👁️ Hot Chilli Lippy 👁️

Through the Looking-Glass
2021-04-21 20:23:43 (UTC)

My People xxxxxxxxx

The value of genuine friends I believe if I had nothing at all in the world, friends would be my wish. My friends, you have been a vital support bubble when life has decided to home its target at me. It is fitting I offer the same respect back to you whenever needed. I think people can show their true intentions over time; again, time is our best friend. My friends, who I call my people, I've known you for years. My closest friend, you are a dick right now, but I know we'll be fine; we always are. And my other pals who until recently I never leant on you for anything. Thank you! I was struggling, I reached out to you, and you opened your arms to me. Both a mixture of male and female, you have given me your intelligent, unbiased viewpoints and advice and shown a magnitude of thoughtfulness, understanding and selflessness. I am humbled by you and appreciate each of you, as you well know.

I'm glad I called that lady a few days ago to join a running/hiking group. The fact they get together on weekends and explore the countryside is something I need in my world. The lady was so charming and welcoming, and I'm looking forward to meeting up with them all this weekend. Because the group's age range spans from people in their twenties to fifties, it will suit me. I want to meet more people in my local area, and I also want to explore more of the countryside, so even better with people who enjoy that also.
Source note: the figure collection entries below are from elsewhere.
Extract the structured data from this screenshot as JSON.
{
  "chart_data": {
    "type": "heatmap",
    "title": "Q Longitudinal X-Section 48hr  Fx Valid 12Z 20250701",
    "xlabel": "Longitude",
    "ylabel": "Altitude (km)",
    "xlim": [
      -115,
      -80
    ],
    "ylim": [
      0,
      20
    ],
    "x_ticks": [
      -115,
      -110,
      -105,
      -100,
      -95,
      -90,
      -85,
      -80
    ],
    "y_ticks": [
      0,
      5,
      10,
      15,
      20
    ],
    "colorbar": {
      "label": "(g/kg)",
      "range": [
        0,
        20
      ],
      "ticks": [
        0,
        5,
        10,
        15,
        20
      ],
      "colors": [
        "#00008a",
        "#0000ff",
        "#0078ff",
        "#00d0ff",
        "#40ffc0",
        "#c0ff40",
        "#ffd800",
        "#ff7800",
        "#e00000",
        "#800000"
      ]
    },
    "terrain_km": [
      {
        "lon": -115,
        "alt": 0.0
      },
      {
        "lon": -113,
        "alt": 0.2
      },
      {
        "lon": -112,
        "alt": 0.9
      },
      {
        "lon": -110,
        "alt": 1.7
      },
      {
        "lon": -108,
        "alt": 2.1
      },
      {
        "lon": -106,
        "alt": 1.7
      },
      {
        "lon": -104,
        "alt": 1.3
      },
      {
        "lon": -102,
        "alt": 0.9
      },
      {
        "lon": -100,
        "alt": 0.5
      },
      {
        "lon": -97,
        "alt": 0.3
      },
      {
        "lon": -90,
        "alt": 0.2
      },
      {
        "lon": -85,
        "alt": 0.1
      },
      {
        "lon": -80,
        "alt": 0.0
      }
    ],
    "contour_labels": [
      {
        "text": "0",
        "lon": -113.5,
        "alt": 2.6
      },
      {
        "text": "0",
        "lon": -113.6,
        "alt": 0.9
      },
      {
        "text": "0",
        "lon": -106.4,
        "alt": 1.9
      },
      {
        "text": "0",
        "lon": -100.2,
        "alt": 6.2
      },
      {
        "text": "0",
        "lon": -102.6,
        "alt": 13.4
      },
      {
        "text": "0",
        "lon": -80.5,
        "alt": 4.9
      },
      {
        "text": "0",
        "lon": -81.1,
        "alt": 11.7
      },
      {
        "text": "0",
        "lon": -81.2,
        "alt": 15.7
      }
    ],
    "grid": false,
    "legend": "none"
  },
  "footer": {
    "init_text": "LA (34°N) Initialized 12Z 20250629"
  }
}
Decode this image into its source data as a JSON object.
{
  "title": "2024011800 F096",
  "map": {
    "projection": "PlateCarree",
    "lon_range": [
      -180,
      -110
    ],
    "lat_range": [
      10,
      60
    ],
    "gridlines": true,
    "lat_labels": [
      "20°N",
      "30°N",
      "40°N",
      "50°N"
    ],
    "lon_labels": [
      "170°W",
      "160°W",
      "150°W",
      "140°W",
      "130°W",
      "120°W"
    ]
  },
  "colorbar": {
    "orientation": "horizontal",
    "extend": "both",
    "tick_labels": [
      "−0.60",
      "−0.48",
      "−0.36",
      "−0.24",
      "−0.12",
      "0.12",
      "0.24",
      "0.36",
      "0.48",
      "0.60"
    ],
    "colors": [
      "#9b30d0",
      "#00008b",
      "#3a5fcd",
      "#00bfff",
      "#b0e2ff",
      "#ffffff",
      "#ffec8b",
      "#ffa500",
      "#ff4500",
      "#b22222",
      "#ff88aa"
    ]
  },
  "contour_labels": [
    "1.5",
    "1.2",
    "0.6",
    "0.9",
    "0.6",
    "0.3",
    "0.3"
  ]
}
When the lady mentioned they don't just do running and hiking, they also meet up for restaurant dinners, pubs, cinema and more. I was excited, great stuff! Yes, I want to be involved with that too.
I thought about it and realized I hold no anxiety or care much for turning up alone and meeting these new people. I'm excited about meeting new people, most likely friends too.

Edward, you've been a simmering flame every day this week, phoning me and texting me. Although you have that offer on my table, I know you're not all about that, and to be fair, you have never been; again, time has shown that over the years. You've supported me, and in a way that has not made me cringe or either seeking a goal from it. Your genuine, male perspective has been beneficial for me. You know me well for a few years now and said some things to me that helped me when I felt low, and it's easy to understand you, so it's always an easy conversation with you. Your offer of an ear whenever I need to talk regardless of your home/work life responsibilities is appreciated. And it makes me smile when you laugh when I ask you, "Whatcha after, aye?" and you replied, "You've never given it to me, so I'm here, regardless." Funny guy, you are, lol.

Despite, everything I am still missing 'my guy' but at the same time, still living my life with plans in place ahead, but it doesn't detract that the nights and mornings are the hardest, even if I am chatting on the phone to my friends and they are distracting my thoughts away from him. I love them all; they are a beautiful bunch of people. My people.